The results suggested that methodological and reporting quality should be controlled strictly during the design, implementation, interpretation, and report of experimental research. The SYRCLE tool and ARRIVE guideline could be used to assess the whole process of the animal experiment both rigorously and comprehensively. Nowadays, most studies have low methodological and reporting quality. A recent research (Zhang et al. 2019a) shows that Chinese basic medical researchers have a low awareness and use rates of the SYRCLE tool and the ARRIVE guideline, leading to the low quality of animal studies in Chinese journals (Wang et al. 2019). In this review, 80% of studies are published in Chinese-language journals. Therefore, it is necessary to take specific measures to promote and popularize these standards and specifications and to introduce them into guidelines of Chinese domestic journals as soon as possible so as to raise awareness and increase utilization rates of researchers and journal editors.

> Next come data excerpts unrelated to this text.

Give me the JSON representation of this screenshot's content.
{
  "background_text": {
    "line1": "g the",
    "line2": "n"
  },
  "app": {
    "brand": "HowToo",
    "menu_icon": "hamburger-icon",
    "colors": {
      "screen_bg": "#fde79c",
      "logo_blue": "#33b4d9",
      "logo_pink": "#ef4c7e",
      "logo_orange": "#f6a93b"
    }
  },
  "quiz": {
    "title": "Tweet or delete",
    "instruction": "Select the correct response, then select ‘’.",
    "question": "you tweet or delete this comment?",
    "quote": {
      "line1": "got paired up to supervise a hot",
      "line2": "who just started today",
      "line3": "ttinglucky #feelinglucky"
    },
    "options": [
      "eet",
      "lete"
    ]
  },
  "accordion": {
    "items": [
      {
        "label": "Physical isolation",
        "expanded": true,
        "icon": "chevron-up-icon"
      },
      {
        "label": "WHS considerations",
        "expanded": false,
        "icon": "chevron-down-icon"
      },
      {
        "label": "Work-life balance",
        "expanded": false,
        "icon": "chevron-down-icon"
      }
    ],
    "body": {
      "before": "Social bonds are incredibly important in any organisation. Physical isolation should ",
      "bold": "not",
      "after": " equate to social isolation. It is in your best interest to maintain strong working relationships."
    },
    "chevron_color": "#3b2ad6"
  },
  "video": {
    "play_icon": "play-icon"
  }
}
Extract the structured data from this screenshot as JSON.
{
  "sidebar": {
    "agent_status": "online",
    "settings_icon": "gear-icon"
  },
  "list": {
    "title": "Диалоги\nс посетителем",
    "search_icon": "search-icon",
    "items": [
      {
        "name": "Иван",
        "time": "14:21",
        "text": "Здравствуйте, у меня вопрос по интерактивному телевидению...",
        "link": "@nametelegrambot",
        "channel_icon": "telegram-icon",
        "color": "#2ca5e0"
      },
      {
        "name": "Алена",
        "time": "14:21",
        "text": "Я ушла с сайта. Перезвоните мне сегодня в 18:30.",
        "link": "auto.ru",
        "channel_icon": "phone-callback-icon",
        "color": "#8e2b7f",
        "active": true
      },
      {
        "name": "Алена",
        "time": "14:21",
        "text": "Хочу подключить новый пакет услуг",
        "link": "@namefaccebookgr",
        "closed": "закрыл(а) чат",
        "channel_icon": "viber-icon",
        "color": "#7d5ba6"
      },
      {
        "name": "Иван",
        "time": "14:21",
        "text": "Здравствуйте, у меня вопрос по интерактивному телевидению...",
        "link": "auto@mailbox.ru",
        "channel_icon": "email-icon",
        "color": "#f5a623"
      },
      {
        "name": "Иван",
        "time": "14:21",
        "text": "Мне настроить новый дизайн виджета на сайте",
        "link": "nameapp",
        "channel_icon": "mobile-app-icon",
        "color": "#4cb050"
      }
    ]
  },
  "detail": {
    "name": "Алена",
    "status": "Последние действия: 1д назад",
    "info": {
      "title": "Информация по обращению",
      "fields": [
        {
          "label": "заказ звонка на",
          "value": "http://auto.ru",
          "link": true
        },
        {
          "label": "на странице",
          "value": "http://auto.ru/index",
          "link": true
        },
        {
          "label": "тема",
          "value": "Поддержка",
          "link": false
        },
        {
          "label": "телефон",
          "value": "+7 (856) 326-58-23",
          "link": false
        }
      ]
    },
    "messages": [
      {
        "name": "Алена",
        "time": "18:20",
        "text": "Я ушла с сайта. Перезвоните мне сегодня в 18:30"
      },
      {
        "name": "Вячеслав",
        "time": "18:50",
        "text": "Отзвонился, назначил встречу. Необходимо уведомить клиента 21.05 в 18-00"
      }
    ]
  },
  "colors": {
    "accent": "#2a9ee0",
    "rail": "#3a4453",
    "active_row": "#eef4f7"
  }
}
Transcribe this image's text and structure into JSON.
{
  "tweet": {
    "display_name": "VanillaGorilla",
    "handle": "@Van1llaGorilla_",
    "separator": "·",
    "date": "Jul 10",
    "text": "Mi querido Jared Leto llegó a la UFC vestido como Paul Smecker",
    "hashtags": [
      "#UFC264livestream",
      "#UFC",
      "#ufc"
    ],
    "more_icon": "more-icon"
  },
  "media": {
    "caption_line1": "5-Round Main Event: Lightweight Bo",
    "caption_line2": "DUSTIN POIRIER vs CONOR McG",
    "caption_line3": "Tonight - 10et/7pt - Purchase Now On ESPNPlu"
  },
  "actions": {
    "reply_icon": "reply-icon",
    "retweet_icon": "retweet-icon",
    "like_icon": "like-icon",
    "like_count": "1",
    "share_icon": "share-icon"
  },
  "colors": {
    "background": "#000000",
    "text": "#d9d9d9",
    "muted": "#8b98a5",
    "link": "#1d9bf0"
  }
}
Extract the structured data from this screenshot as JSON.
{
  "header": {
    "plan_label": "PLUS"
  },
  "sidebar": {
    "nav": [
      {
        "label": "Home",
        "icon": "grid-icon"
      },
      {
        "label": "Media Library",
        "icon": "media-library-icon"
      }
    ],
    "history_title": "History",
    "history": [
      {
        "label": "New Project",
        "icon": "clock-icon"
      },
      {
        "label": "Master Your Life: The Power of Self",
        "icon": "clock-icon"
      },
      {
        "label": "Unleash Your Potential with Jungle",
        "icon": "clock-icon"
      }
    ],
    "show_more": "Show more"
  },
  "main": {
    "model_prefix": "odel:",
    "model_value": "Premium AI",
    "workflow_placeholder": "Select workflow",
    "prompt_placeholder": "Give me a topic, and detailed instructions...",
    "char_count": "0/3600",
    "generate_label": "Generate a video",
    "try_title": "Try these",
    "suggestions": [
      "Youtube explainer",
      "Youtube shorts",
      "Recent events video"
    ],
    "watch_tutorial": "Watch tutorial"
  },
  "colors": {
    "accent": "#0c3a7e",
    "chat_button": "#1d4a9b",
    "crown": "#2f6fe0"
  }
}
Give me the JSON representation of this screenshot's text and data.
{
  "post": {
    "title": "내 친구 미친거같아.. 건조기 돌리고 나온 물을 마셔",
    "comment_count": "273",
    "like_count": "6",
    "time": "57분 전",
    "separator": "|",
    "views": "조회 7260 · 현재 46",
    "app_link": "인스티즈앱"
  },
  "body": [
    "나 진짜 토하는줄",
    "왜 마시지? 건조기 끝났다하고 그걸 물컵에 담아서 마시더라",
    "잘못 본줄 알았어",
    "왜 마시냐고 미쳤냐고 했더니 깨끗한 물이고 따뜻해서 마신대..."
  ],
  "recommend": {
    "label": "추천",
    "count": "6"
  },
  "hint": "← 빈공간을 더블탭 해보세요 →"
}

Although we follow strict procedures in this review, it still has some limitations. Firstly, to some extent, the quality defects of the included studies affect our evaluation results. Secondly, the literatures included in our study are only in Chinese and English languages, which may have a linguistic bias. Thirdly, this is the first time that the evaluation analysts use the SYRCLE tool and ARRIVE guideline. The evaluation of many items involved is inevitably subjective and may have led to bias. Finally, the findings may not be applicable to other traditional Chinese medicine trials due to the interventions merely contained BHD and the species restricted to rats.

Conclusions

BHD has been used increasingly in the preclinical researches to treat CIRI, which seems to be a potential treatment option for alleviating CIRI in patients. However, based on the SYRCLE tool and ARRIVE guideline, the methodological and reporting quality of BHD against CIRI were poor. Our findings will urge journal editors; the researchers, clinicians, and reviewers; or funding agencies to pay more attention to address these deficiencies and strengthen training to meet relevant requirements on methodologies and reporting quality by strictly adopting and adhering to well-developed reporting guidelines: the SYRCLE tool and ARRIVE guideline.